PHILLIMON MHLANGA
The Zambezi River Authority (ZRA) has ordered ZESA to shut down Kariba Power Station until January next year after the power utility exceeded its water allocation.
ZRA, manages the Zambezi River waters and maintains the Kariba Dam complex on behalf of the governments of Zimbabwe and Zambia.
The Zimbabwe Power Company (ZPC), a unit of ZESA Holdings and Zambia Electricity Supply Authority (ZESCO), share the water resource at Kariba for power generation .
ZPC operates the Kariba South Power Station while ZESCO manage Kariba North Bank Power Station.
The latest development was confirmed by ZRA CEO, Munyaradzi Munodawafa.
“As of November 25, 2022, Kariba South Bank Power Station had utilized 23.89 billion cubic metres (BCM) of water, accounting for 1.39BCM or 6.16% above the 2022 water allocation of 22.50 BCM,” Munodawafa said.
He added: “Given that the Kariba Reservoir usable storage currently stands at a paltry 2.98 BCM or 4.60% full and that ZESCO Limited still has a positive balance of 2.44 BCM or 10.82% as of November 25, 2022, ZPC’s Kariba Hydroelectric Power Station, no longer has any usable water to continue undertaking power generation operations at Kariba South Bank Power Station.
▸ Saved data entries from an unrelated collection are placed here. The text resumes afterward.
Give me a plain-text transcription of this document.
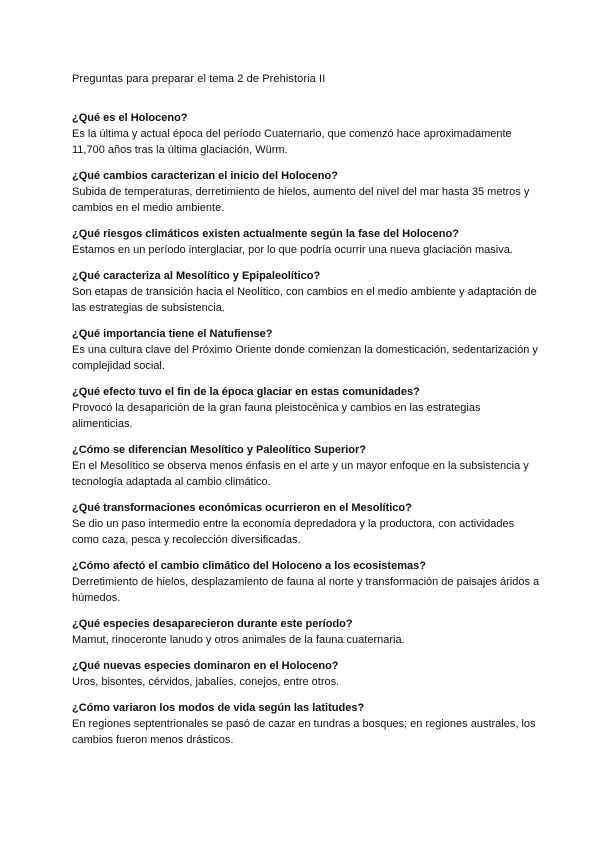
Preguntas para preparar el tema 2 de Prehistoria II

¿Qué es el Holoceno?

Es la última y actual época del período Cuaternario, que comenzó hace aproximadamente 11,700 años tras la última glaciación, Würm.

¿Qué cambios caracterizan el inicio del Holoceno?

Subida de temperaturas, derretimiento de hielos, aumento del nivel del mar hasta 35 metros y cambios en el medio ambiente.

¿Qué riesgos climáticos existen actualmente según la fase del Holoceno?

Estamos en un período interglaciar, por lo que podría ocurrir una nueva glaciación masiva.

¿Qué caracteriza al Mesolítico y Epipaleolítico?

Son etapas de transición hacia el Neolítico, con cambios en el medio ambiente y adaptación de las estrategias de subsistencia.

¿Qué importancia tiene el Natufiense?

Es una cultura clave del Próximo Oriente donde comienzan la domesticación, sedentarización y complejidad social.

¿Qué efecto tuvo el fin de la época glaciar en estas comunidades?

Provocó la desaparición de la gran fauna pleistocénica y cambios en las estrategias alimenticias.

¿Cómo se diferencian Mesolítico y Paleolítico Superior?

En el Mesolítico se observa menos énfasis en el arte y un mayor enfoque en la subsistencia y tecnología adaptada al cambio climático.

¿Qué transformaciones económicas ocurrieron en el Mesolítico?

Se dio un paso intermedio entre la economía depredadora y la productora, con actividades como caza, pesca y recolección diversificadas.

¿Cómo afectó el cambio climático del Holoceno a los ecosistemas?

Derretimiento de hielos, desplazamiento de fauna al norte y transformación de paisajes áridos a húmedos.

¿Qué especies desaparecieron durante este período?

Mamut, rinoceronte lanudo y otros animales de la fauna cuaternaria.

¿Qué nuevas especies dominaron en el Holoceno?

Uros, bisontes, cérvidos, jabalíes, conejos, entre otros.

¿Cómo variaron los modos de vida según las latitudes?

En regiones septentrionales se pasó de cazar en tundras a bosques; en regiones australes, los cambios fueron menos drásticos.
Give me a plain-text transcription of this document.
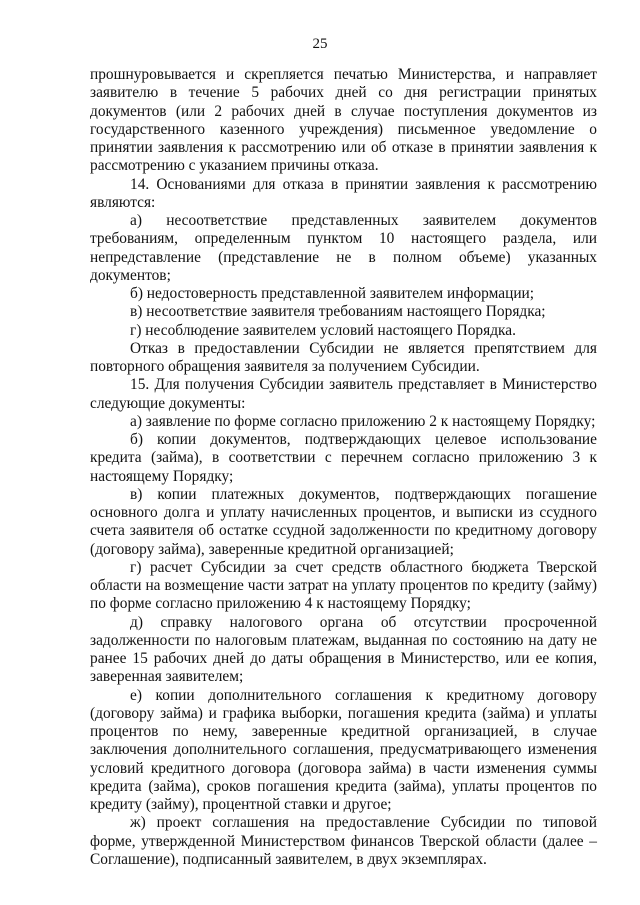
25

прошнуровывается и скрепляется печатью Министерства, и направляет заявителю в течение 5 рабочих дней со дня регистрации принятых документов (или 2 рабочих дней в случае поступления документов из государственного казенного учреждения) письменное уведомление о принятии заявления к рассмотрению или об отказе в принятии заявления к рассмотрению с указанием причины отказа.

14. Основаниями для отказа в принятии заявления к рассмотрению являются:

а) несоответствие представленных заявителем документов требованиям, определенным пунктом 10 настоящего раздела, или непредставление (представление не в полном объеме) указанных документов;

б) недостоверность представленной заявителем информации;

в) несоответствие заявителя требованиям настоящего Порядка;

г) несоблюдение заявителем условий настоящего Порядка.

Отказ в предоставлении Субсидии не является препятствием для повторного обращения заявителя за получением Субсидии.

15. Для получения Субсидии заявитель представляет в Министерство следующие документы:

а) заявление по форме согласно приложению 2 к настоящему Порядку;

б) копии документов, подтверждающих целевое использование кредита (займа), в соответствии с перечнем согласно приложению 3 к настоящему Порядку;

в) копии платежных документов, подтверждающих погашение основного долга и уплату начисленных процентов, и выписки из ссудного счета заявителя об остатке ссудной задолженности по кредитному договору (договору займа), заверенные кредитной организацией;

г) расчет Субсидии за счет средств областного бюджета Тверской области на возмещение части затрат на уплату процентов по кредиту (займу) по форме согласно приложению 4 к настоящему Порядку;

д) справку налогового органа об отсутствии просроченной задолженности по налоговым платежам, выданная по состоянию на дату не ранее 15 рабочих дней до даты обращения в Министерство, или ее копия, заверенная заявителем;

е) копии дополнительного соглашения к кредитному договору (договору займа) и графика выборки, погашения кредита (займа) и уплаты процентов по нему, заверенные кредитной организацией, в случае заключения дополнительного соглашения, предусматривающего изменения условий кредитного договора (договора займа) в части изменения суммы кредита (займа), сроков погашения кредита (займа), уплаты процентов по кредиту (займу), процентной ставки и другое;

ж) проект соглашения на предоставление Субсидии по типовой форме, утвержденной Министерством финансов Тверской области (далее – Соглашение), подписанный заявителем, в двух экземплярах.
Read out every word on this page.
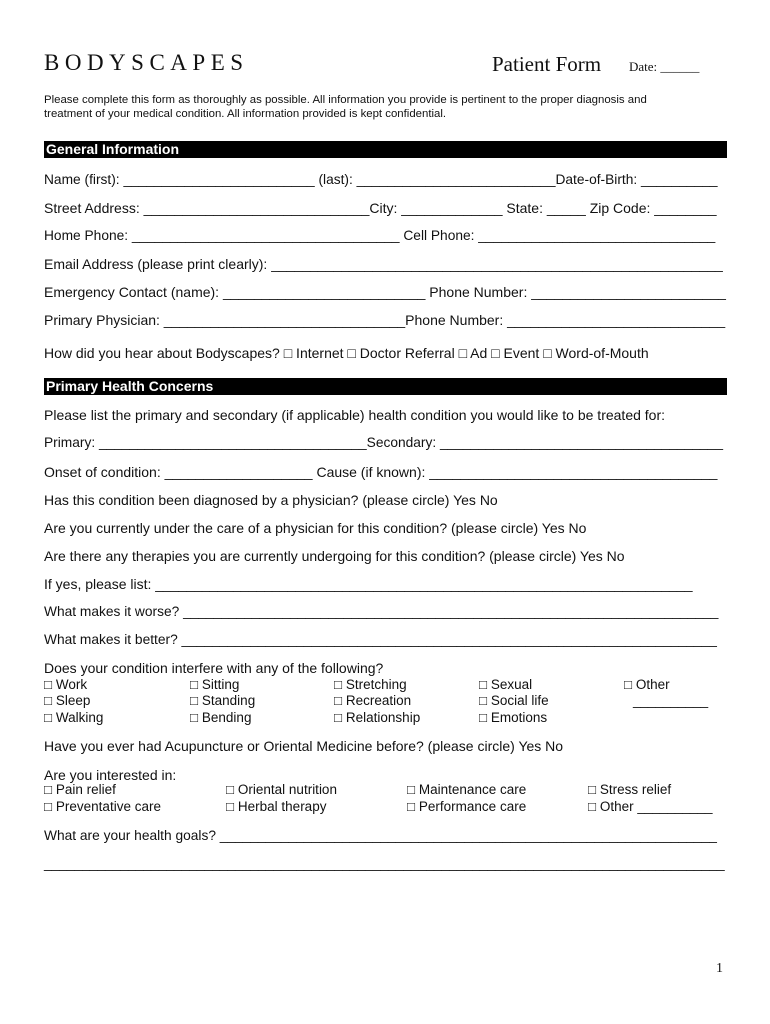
BODYSCAPES	Patient Form Date: ______
Please complete this form as thoroughly as possible. All information you provide is pertinent to the proper diagnosis and
treatment of your medical condition. All information provided is kept confidential.
General Information
Name (first): _________________________ (last): __________________________Date-of-Birth: __________
Street Address: _____________________________City: _____________ State: _____ Zip Code: ________
Home Phone: ___________________________________ Cell Phone: _______________________________
Email Address (please print clearly): __________________________________________________________
Emergency Contact (name): __________________________ Phone Number: _________________________
Primary Physician: _______________________________Phone Number: ____________________________
How did you hear about Bodyscapes? □ Internet □ Doctor Referral □ Ad □ Event □ Word-of-Mouth
Primary Health Concerns
Please list the primary and secondary (if applicable) health condition you would like to be treated for:
Primary: ___________________________________Secondary: _____________________________________
Onset of condition: ___________________ Cause (if known): _____________________________________
Has this condition been diagnosed by a physician? (please circle) Yes No
Are you currently under the care of a physician for this condition? (please circle) Yes No
Are there any therapies you are currently undergoing for this condition? (please circle) Yes No
If yes, please list: _____________________________________________________________________
What makes it worse? ______________________________________________________________________
What makes it better? ______________________________________________________________________
Does your condition interfere with any of the following?
□ Work	□ Sitting	□ Stretching	□ Sexual	□ Other
□ Sleep	□ Standing	□ Recreation	□ Social life	__________
□ Walking	□ Bending	□ Relationship	□ Emotions
Have you ever had Acupuncture or Oriental Medicine before? (please circle) Yes No
Are you interested in:
□ Pain relief	□ Oriental nutrition	□ Maintenance care	□ Stress relief
□ Preventative care	□ Herbal therapy	□ Performance care	□ Other __________
What are your health goals? _________________________________________________________________
_________________________________________________________________________________________
1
“With the current performance of the 2022/23 rainfall season in the Kariba Lower Catchment where the river flows are yet to improve and the associated inflows from the Upper Kariba Catchment which will only influence any potential increase in the lake level at Kariba during the later part of the first quarter of 2023, it is highly unlikely that there will be any reasonable inflow augmentation in the remaining period of the year 2022, giving little or no chance of improvement in the reservoir storage levels.
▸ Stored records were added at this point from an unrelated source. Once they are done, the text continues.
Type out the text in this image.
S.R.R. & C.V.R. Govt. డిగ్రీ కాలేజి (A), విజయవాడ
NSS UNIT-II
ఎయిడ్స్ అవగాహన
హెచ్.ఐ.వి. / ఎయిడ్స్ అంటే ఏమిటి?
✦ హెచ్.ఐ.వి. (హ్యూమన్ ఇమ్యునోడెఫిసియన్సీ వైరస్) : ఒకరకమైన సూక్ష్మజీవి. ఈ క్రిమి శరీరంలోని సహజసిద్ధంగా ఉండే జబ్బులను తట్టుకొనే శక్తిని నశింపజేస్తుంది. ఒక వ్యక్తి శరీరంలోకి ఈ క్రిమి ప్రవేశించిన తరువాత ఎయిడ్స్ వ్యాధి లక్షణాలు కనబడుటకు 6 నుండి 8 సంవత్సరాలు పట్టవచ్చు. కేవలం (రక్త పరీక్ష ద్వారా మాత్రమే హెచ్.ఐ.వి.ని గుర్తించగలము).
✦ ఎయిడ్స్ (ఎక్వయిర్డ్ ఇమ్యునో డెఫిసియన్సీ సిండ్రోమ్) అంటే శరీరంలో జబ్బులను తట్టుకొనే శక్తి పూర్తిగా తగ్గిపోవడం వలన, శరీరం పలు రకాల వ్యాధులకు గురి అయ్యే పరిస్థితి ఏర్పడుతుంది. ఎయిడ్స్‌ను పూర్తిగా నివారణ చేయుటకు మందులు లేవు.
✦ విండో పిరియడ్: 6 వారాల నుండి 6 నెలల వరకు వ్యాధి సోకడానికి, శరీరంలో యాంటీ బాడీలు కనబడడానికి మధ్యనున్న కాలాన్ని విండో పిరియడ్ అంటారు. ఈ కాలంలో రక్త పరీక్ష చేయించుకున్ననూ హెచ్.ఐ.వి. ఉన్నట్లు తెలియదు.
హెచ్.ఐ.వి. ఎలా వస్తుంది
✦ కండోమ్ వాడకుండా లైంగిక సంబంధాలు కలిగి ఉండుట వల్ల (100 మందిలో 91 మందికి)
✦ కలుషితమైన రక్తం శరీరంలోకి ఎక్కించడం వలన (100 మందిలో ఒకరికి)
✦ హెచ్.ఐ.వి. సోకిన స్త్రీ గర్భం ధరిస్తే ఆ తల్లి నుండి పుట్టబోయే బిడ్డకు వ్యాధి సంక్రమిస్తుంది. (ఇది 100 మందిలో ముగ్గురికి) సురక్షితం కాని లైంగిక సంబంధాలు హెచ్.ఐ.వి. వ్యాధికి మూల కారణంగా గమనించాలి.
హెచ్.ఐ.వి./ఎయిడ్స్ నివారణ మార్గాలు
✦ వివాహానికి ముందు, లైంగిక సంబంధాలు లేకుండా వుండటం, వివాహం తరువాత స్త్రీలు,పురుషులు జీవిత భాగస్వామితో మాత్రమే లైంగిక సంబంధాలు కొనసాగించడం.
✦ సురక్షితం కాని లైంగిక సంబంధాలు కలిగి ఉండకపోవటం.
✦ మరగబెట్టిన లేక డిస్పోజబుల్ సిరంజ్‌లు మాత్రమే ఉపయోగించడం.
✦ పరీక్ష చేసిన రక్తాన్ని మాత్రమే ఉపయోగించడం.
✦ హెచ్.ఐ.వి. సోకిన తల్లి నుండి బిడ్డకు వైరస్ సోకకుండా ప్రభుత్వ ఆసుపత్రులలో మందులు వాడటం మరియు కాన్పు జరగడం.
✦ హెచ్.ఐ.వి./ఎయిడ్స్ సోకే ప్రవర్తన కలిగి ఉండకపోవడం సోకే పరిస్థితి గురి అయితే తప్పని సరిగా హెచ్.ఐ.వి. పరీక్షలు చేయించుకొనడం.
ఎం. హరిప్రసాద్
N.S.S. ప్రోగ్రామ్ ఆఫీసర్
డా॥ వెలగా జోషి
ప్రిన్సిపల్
“If the current water utilization above allocation at Kariba South Bank Power Station continues , the remaining water for power generation at Kariba (live storage) will run out by mid-December 2022 or much earlier.
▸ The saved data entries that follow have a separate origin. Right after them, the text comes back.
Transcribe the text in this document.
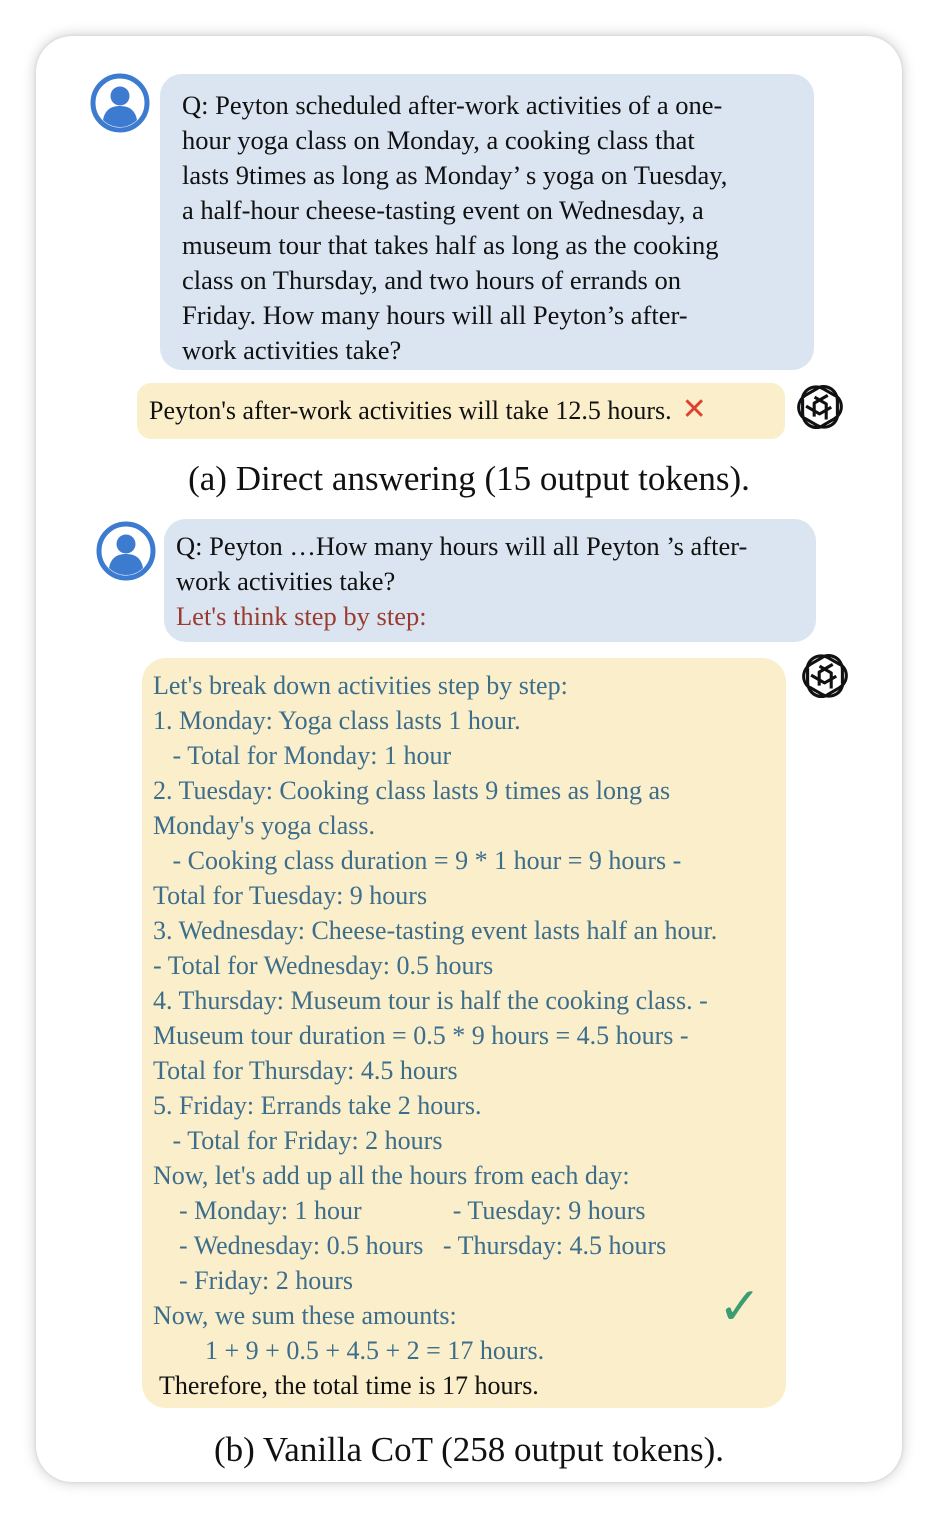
Q: Peyton scheduled after-work activities of a one-
hour yoga class on Monday, a cooking class that
lasts 9times as long as Monday’ s yoga on Tuesday,
a half-hour cheese-tasting event on Wednesday, a
museum tour that takes half as long as the cooking
class on Thursday, and two hours of errands on
Friday. How many hours will all Peyton’s after-
work activities take?
Peyton's after-work activities will take 12.5 hours. ✕
(a) Direct answering (15 output tokens).
Q: Peyton …How many hours will all Peyton ’s after-
work activities take?
Let's think step by step:
Let's break down activities step by step:
1. Monday: Yoga class lasts 1 hour.
- Total for Monday: 1 hour
2. Tuesday: Cooking class lasts 9 times as long as
Monday's yoga class.
- Cooking class duration = 9 * 1 hour = 9 hours -
Total for Tuesday: 9 hours
3. Wednesday: Cheese-tasting event lasts half an hour.
- Total for Wednesday: 0.5 hours
4. Thursday: Museum tour is half the cooking class. -
Museum tour duration = 0.5 * 9 hours = 4.5 hours -
Total for Thursday: 4.5 hours
5. Friday: Errands take 2 hours.
- Total for Friday: 2 hours
Now, let's add up all the hours from each day:
- Monday: 1 hour              - Tuesday: 9 hours
- Wednesday: 0.5 hours   - Thursday: 4.5 hours
- Friday: 2 hours
Now, we sum these amounts:
1 + 9 + 0.5 + 4.5 + 2 = 17 hours.
Therefore, the total time is 17 hours.
✓
(b) Vanilla CoT (258 output tokens).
“Guided by the Water Purchase Agreement and the provisions of ZRA Acts as well as the Agreed Operational Framework under the Joint Technical Committee, where the authority and the two Kariba power generation utilities are obligated and have agreed to sustainably operate the reservoir , ZRA is left with no choice but to firmly guide that ZPC immediately ensures that generation activities at the Kariba South Bank Power Station are wholly suspended henceforth, until January 2023 when a further review of the substantive hydrological outlook at Kariba will be undertaken.”